Parte Onze - Sem casa, sem volta.

Eu poderia me desesperar. Poderia gritar e até correr para abraçá-la mas optei em ficar ali parada, frente a frente com ela, absorvendo sua atmosfera e inclusive, dividindo o mesmo ar. Não sabia se poderia continuar chamando-a de mãe ou se deveria chamá-la pelo seu nome. Ela estava tão diferente e ao mesmo tempo tão igual. Foi ai que aquela nostalgia te ataca com uma estocada única e por mas que tente driblar a saudade, acaba se tornando algo impossível e só se intensifica.

- Sabia que iria me encontrar uma hora ou outra. - Devagar ela se aproximou de mim e todos os que estavam nos cercando abaixaram sua guarda. Dando a nós espaço e até mesmo, a chance de nos movimentarmos. Sara olhou para mim como se quisesse me reconhecer afinal, até ela percebeu como a sua própria filha estava diferente. Nada era como antes. Nem mesmo a antiga Melanie que agora, mal conseguia deixar a aquela casca dura e cicatrizada sair.
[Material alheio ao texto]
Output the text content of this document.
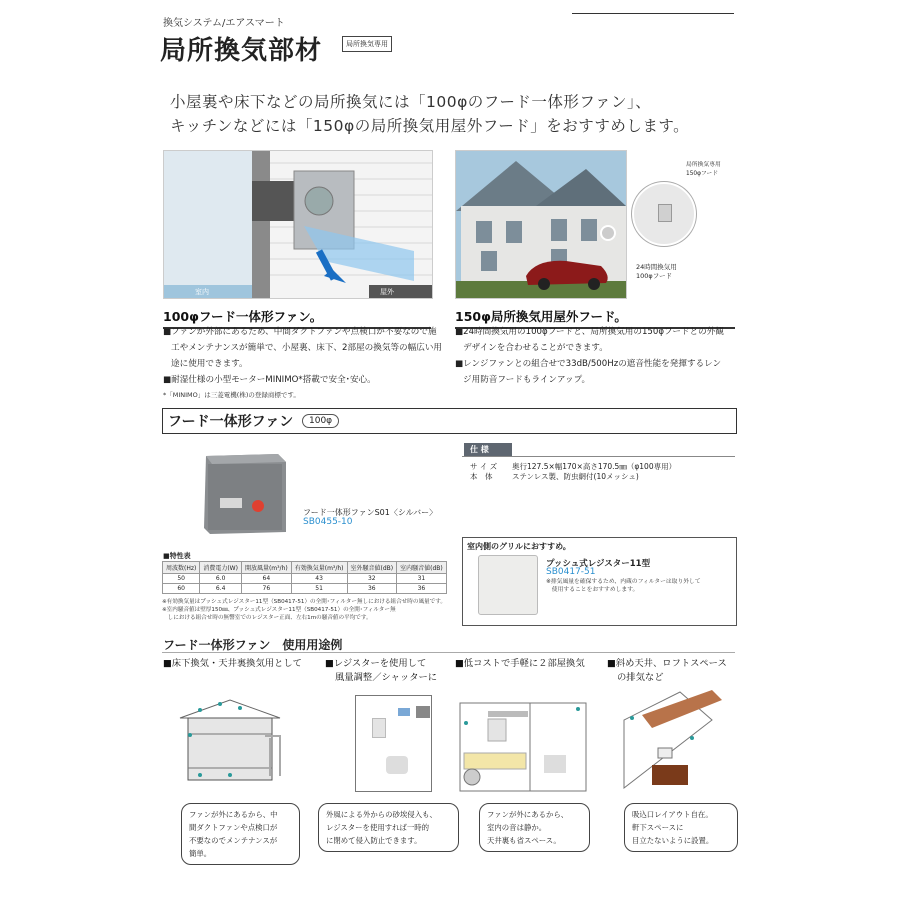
換気システム/エアスマート
局所換気部材	局所換気専用
小屋裏や床下などの局所換気には「100φのフード一体形ファン」、
キッチンなどには「150φの局所換気用屋外フード」をおすすめします。
室内	屋外
局所換気専用
150φフード
24時間換気用
100φフード
100φフード一体形ファン。
■ファンが外部にあるため、中間ダクトファンや点検口が不要なので施
工やメンテナンスが簡単で、小屋裏、床下、2部屋の換気等の幅広い用
途に使用できます。
■耐湿仕様の小型モーターMINIMO*搭載で安全･安心。
*「MINIMO」は三菱電機(株)の登録商標です。
150φ局所換気用屋外フード。
■24時間換気用の100φフードと、局所換気用の150φフードとの外観
デザインを合わせることができます。
■レンジファンとの組合せで33dB/500Hzの遮音性能を発揮するレン
ジ用防音フードもラインアップ。
フード一体形ファン	100φ
フード一体形ファンS01〈シルバー〉
SB0455-10
仕 様
サ イ ズ 奥行127.5×幅170×高さ170.5㎜（φ100専用）
本　体	ステンレス製、防虫網付(10メッシュ)
■特性表
周波数(Hz)	消費電力(W)	開放風量(m³/h)	有効換気量(m³/h)	室外騒音値(dB)	室内騒音値(dB)
50	6.0	64	43	32	31
60	6.4	76	51	36	36
※有効換気量はプッシュ式レジスター11型（SB0417-51）の全開･フィルター無しにおける組合せ時の風量です。
※室内騒音値は壁厚150㎜、プッシュ式レジスター11型（SB0417-51）の全開･フィルター無
　しにおける組合せ時の無響室でのレジスター正面、左右1mの騒音値の平均です。
室内側のグリルにおすすめ。
プッシュ式レジスター11型
SB0417-51
※排気風量を確保するため、内蔵のフィルターは取り外して
　使用することをおすすめします。
フード一体形ファン　使用用途例
■床下換気・天井裏換気用として ■レジスターを使用して
風量調整／シャッターに
■低コストで手軽に２部屋換気 ■斜め天井、ロフトスペース
の排気など
ファンが外にあるから、中
間ダクトファンや点検口が
不要なのでメンテナンスが
簡単。
外風による外からの砂埃侵入も、
レジスターを使用すれば一時的
に閉めて侵入防止できます。
ファンが外にあるから、
室内の音は静か。
天井裏も省スペース。
吸込口レイアウト自在。
軒下スペースに
目立たないように設置。
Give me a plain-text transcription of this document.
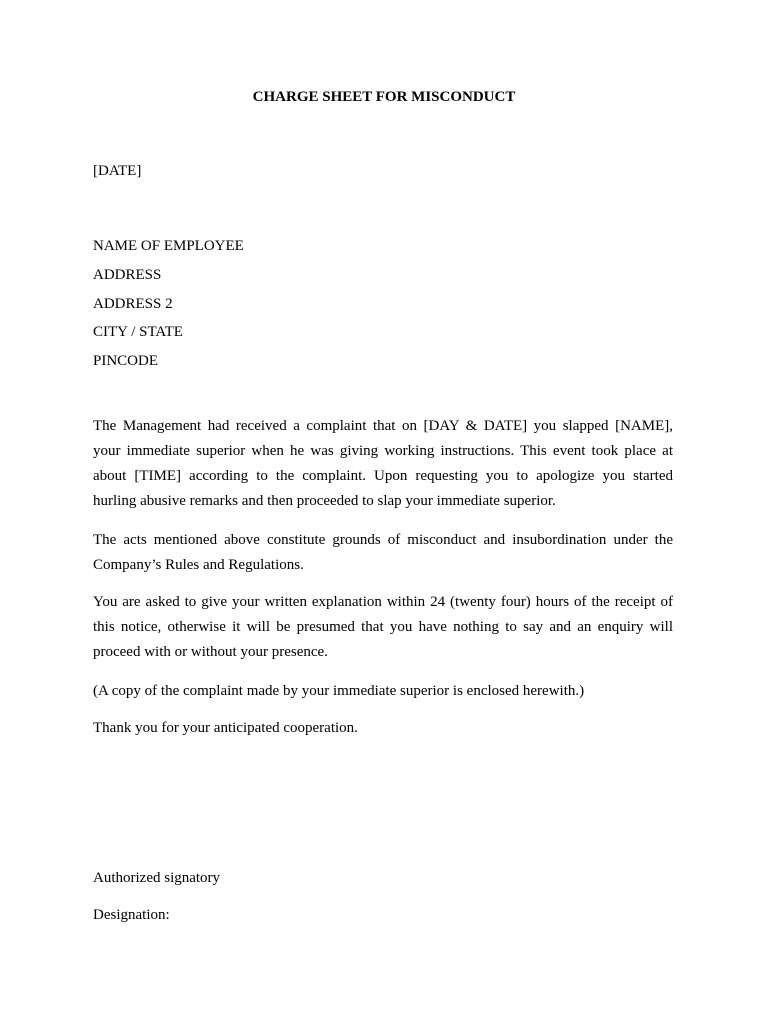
CHARGE SHEET FOR MISCONDUCT

[DATE]

NAME OF EMPLOYEE

ADDRESS

ADDRESS 2

CITY / STATE

PINCODE

The Management had received a complaint that on [DAY & DATE] you slapped [NAME],
your immediate superior when he was giving working instructions. This event took place at
about [TIME] according to the complaint. Upon requesting you to apologize you started
hurling abusive remarks and then proceeded to slap your immediate superior.
The acts mentioned above constitute grounds of misconduct and insubordination under the
Company’s Rules and Regulations.
You are asked to give your written explanation within 24 (twenty four) hours of the receipt of
this notice, otherwise it will be presumed that you have nothing to say and an enquiry will
proceed with or without your presence.

(A copy of the complaint made by your immediate superior is enclosed herewith.)

Thank you for your anticipated cooperation.

Authorized signatory

Designation:
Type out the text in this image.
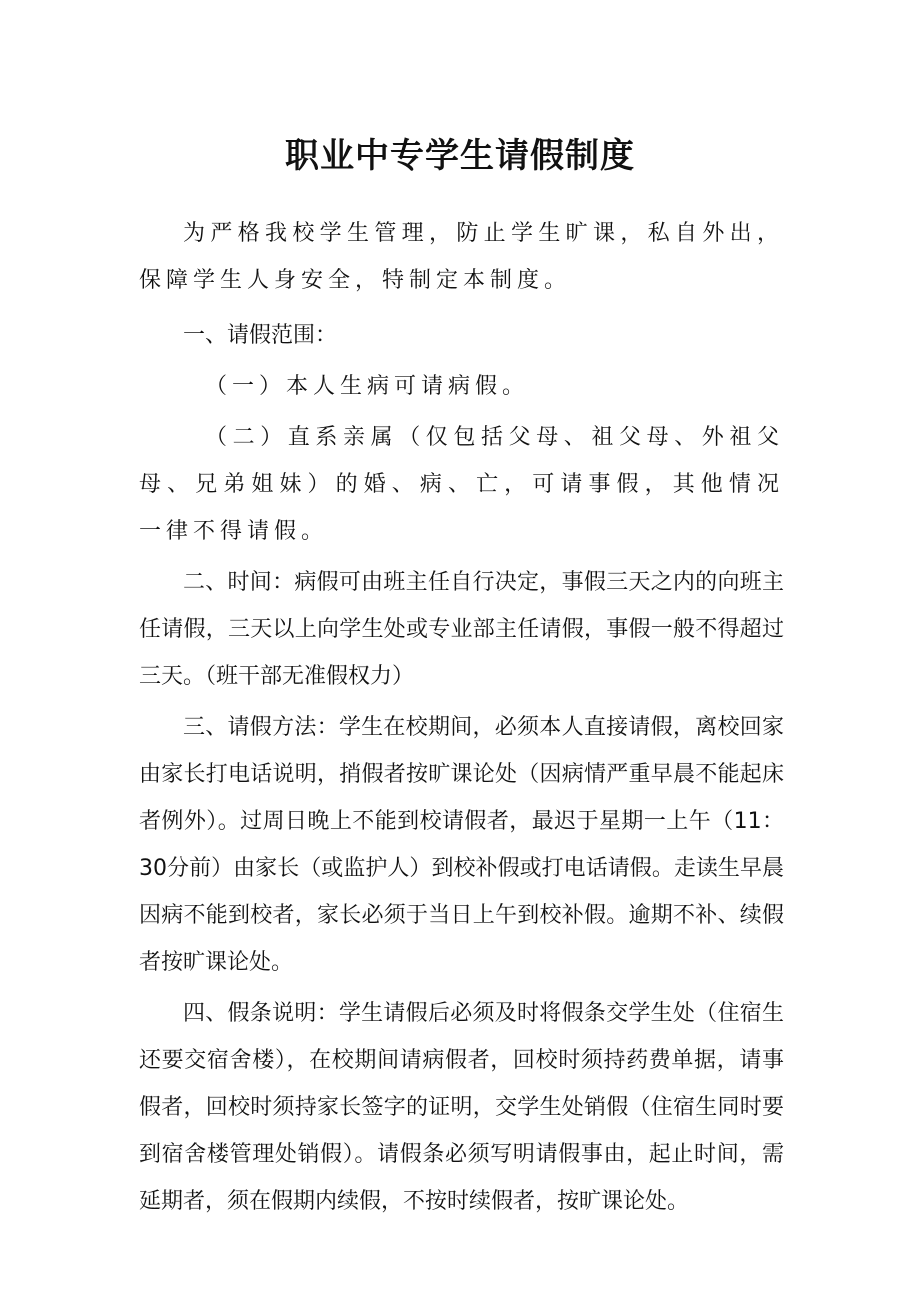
职业中专学生请假制度

为严格我校学生管理，防止学生旷课，私自外出，保障学生人身安全，特制定本制度。

一、请假范围：

（一）本人生病可请病假。

（二）直系亲属（仅包括父母、祖父母、外祖父母、兄弟姐妹）的婚、病、亡，可请事假，其他情况一律不得请假。

二、时间：病假可由班主任自行决定，事假三天之内的向班主任请假，三天以上向学生处或专业部主任请假，事假一般不得超过三天。（班干部无准假权力）

三、请假方法：学生在校期间，必须本人直接请假，离校回家由家长打电话说明，捎假者按旷课论处（因病情严重早晨不能起床者例外）。过周日晚上不能到校请假者，最迟于星期一上午（11：30分前）由家长（或监护人）到校补假或打电话请假。走读生早晨因病不能到校者，家长必须于当日上午到校补假。逾期不补、续假者按旷课论处。

四、假条说明：学生请假后必须及时将假条交学生处（住宿生还要交宿舍楼），在校期间请病假者，回校时须持药费单据，请事假者，回校时须持家长签字的证明，交学生处销假（住宿生同时要到宿舍楼管理处销假）。请假条必须写明请假事由，起止时间，需延期者，须在假期内续假，不按时续假者，按旷课论处。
- Porque fez tudo isso? - Sussurrei. Sara já estava bem perto de mim bem entre mim e Michael, que agora me olhava de longe como se quisesse dizer para mim não cair em uma palavra que fosse. Essa era a parte boa dos caçadores, eles não confiam em ninguém. Nem mesmo em si mesmo, nem na própria sombra.

- Porque eu fiz o que? - Ela estava sendo cínica. Seu rosto tinha sequer uma ruga de preocupação ou um sorriso de felicidade em ver a própria filha ali. Se ela era como um deles, o que estava bem na minha cara, ela estava sabendo se conter bem. Ouvindo cada batida do meu coração de nervosismo e ciente de qualquer trapaça que eu pudesse fazer.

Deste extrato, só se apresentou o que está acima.